A few years ago, I was given the Alex Rider series after I had asked for it as a Christmas gift. Why did I ask for it? Because it was recommended by Rick Riordan on his website, and I was still going through my Percy Jackson phase and thought that Riordan could do no wrong. It took me a while to get to reading it, but when I did, a quickly lost interest and got bored due to the repetitiveness of the series.
#1: Alex
Something that you should know right off the bat is that Anthony Horowitz (the author of the Alex Rider series) has written two other books based off of Sherlock Holmes and three based off of James Bond with the permission of Ian Flemming. With that in mind, it’s no surprise that Alex Rider is pretty much a teenage James Bond and is great at pretty much everything even though we have little to no explanation for how he knows how to do these things. For example, one of the first scenes that we get in the first book, Stormbreaker, shows Alex jumping off a flagpole through an open window and into his dead uncle’s office where he finds some information that launches him into becoming a teenage spy for MI6. This also makes some of the training scenes illogical since if Alex can do that, why is he having a hard time with some of the other things, like defending himself when in another earlier scene, he beats the crap out of some bullies using karate moves? It makes him look like the male version of every female protagonist in a dystopian YA novel from Y2K; a self-insert character for tween/teen guys in a James Bond type setting, and this never changes.
#2: The Villains
The villains are your predictable, cartoonishly evil spy-novel bad guys and this is only made worse by the terrible dialogue that would be worthy of being in a fanfic written by a child. The villains are all supposed to be these super geniuses capable of destroying the world through their inventions that contain hidden weapons and yet they can’t even kill the teenage spy that just walked into their mansion. Why? Because they’re too busy with their monologue to shoot Alex directly in the head. Or, if they aren’t giving a speech, they’re too busy trying to kill him in the most contrived manner they can think of, like throwing him into a tank with a shark without even checking to make sure that he doesn’t have any weapons or tools on him that he could use to escape.
#3: The Plot
The plots of the Alex Rider books aren’t original in the slightest. While the first book was okay because it could’ve been its own stand-alone novel, despite how fanfic-y it was, the other books were boring as hell because it felt like they were copy and pasted from every spy movie ever.
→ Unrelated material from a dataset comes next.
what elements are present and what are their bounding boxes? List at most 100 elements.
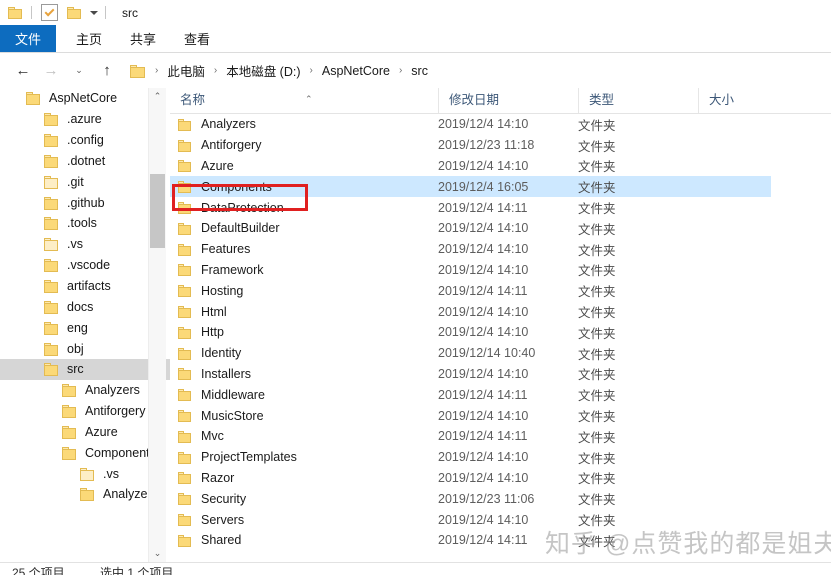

I had seen the same story played out on screen, I just read the same story a few days ago in the first book. Why are we doing this again? The plots of these different books were so similar that after a while they just started melting into one another, so every book felt like Deja-vu, even when there was a plot twist here and there.
#4: The Plot Twists
The plot twists were so telegraphed that you could see them from a mile away, in part from bad, illogical writing, and also from the plot essentially being the same from book to book with minor changes.
#5: The Action Scenes
The action scenes were okay, but also suffered from bad dialogue and very contrived plot devices. I swear, whoever is giving Alex all of his gadgets is from the magical land of plot propulsion because without them, the book would be three pages long. Though if the villains were better, the series would also be shorter.
All in all, though I can see how this series might appeal to tween/teen boys, it’s not that great.
Until next time,
M.J.
Dude I totally agree with you(except for the Percy Jackson part).